Een lagere aansluitdichtheid leidt tot hogere kosten. Daarop wordt een betrouwbaarheidsanalyse losgelaten. Ook volgens Brattle zijn uit sommige analyses betrouwbare uitkomsten te destilleren.

Er is derhalve geen reden te ontkennen dat er een verband is. Ook voert Brattle enkele analyses uit die geen enkele relevantie hebben, zoals het voorspellen van de “ net error” als gevolg van de aansluitdichtheid. Die analyse toont alleen maar aan dat grote bedrijven hoge totale kosten hebben, hetgeen niet echt een wetenschappelijk interessante conclusie kan zijn. Dit heeft geen enkele relatie met de kostendrijvende factor van de aansluitdichtheid zelf.
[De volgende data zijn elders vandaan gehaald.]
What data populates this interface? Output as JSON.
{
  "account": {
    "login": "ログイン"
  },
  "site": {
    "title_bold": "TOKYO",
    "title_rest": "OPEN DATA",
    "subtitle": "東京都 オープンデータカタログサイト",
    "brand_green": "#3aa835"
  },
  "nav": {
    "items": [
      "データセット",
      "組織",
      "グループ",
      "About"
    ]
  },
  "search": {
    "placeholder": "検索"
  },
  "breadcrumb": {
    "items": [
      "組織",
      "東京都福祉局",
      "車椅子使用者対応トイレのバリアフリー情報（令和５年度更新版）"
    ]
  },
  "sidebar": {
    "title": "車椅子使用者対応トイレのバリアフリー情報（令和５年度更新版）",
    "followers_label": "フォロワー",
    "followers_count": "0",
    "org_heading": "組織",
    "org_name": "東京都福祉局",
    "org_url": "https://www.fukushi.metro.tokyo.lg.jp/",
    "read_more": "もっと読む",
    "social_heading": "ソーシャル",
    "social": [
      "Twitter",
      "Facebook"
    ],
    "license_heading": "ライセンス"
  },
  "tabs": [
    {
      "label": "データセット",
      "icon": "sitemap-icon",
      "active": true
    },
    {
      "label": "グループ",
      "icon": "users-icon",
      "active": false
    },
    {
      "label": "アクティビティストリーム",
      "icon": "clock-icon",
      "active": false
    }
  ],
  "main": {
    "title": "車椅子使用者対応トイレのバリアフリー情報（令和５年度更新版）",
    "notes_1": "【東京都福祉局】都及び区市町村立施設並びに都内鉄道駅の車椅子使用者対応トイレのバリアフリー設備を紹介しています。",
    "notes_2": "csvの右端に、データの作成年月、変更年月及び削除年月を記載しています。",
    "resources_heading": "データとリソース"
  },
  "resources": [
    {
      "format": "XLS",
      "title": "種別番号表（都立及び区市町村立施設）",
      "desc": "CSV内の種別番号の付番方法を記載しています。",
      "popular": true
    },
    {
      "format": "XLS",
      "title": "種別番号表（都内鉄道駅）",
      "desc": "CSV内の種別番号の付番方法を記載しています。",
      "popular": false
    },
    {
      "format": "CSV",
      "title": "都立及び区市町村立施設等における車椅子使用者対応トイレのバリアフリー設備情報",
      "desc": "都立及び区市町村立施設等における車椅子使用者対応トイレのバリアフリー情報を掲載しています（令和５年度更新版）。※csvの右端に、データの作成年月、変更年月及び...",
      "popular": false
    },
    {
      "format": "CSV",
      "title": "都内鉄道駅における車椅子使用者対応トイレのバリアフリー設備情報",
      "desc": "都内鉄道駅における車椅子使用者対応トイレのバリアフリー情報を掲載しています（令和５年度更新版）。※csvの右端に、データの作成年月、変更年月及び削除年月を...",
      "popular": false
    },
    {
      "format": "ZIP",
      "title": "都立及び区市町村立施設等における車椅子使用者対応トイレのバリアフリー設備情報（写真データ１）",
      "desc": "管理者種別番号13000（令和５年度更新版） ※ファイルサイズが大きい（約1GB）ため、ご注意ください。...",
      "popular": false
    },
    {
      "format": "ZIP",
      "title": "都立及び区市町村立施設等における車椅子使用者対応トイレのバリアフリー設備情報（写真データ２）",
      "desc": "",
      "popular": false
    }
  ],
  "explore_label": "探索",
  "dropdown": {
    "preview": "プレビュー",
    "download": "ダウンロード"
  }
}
Alle onderzochte mogelijke verbanden worden samengevoegd, waaronder de irrelevante

verbanden. Vervolgens wordt daarvan een stochastische populatie gemaakt, die wordt aangevuld met analyses van gas, hoewel gas zowel fysiek als financieel een heel andere structuur heeft, zodat ze niet te vergelijken zijn. Op deze zo samengestelde populatie mag niet zomaar een statistische betrouwbaarheidstoets worden toegepast. Een 95-procentsbetrouwbaarheidsinterval is namelijk alleen toepasbaar op een populatie met grote getallen. Een populatie bestaande uit dertien samples is geen grote groep. De betrouwbaarheidstoets zou hierop dus niet mogen worden toegepast. Als dat – ondanks alle tegenwerpingen – toch gebeurt, stelt een 95-procentbetrouwbaarheidstoets een ondergrens van 5 procent – één uit twintig dus – om toeval uit te sluiten. Bij Brattle blijkt een uit de dertien analyses wel degelijk aan te geven dat er een betrouwbaar verband is vast te stellen tussen aansluitdichtheid en hogere kosten. Daarmee wordt de drempel die Brattle zelf heeft gesteld – welke tegenwerpingen daartegen ook te maken zijn – overschreden. Desondanks stelt Brattle dat deze uitkomst aan toeval is te wijten. De conclusie die Brattle trekt op basis van haar eigen redenatie, getallen en uitkomst, is onjuist.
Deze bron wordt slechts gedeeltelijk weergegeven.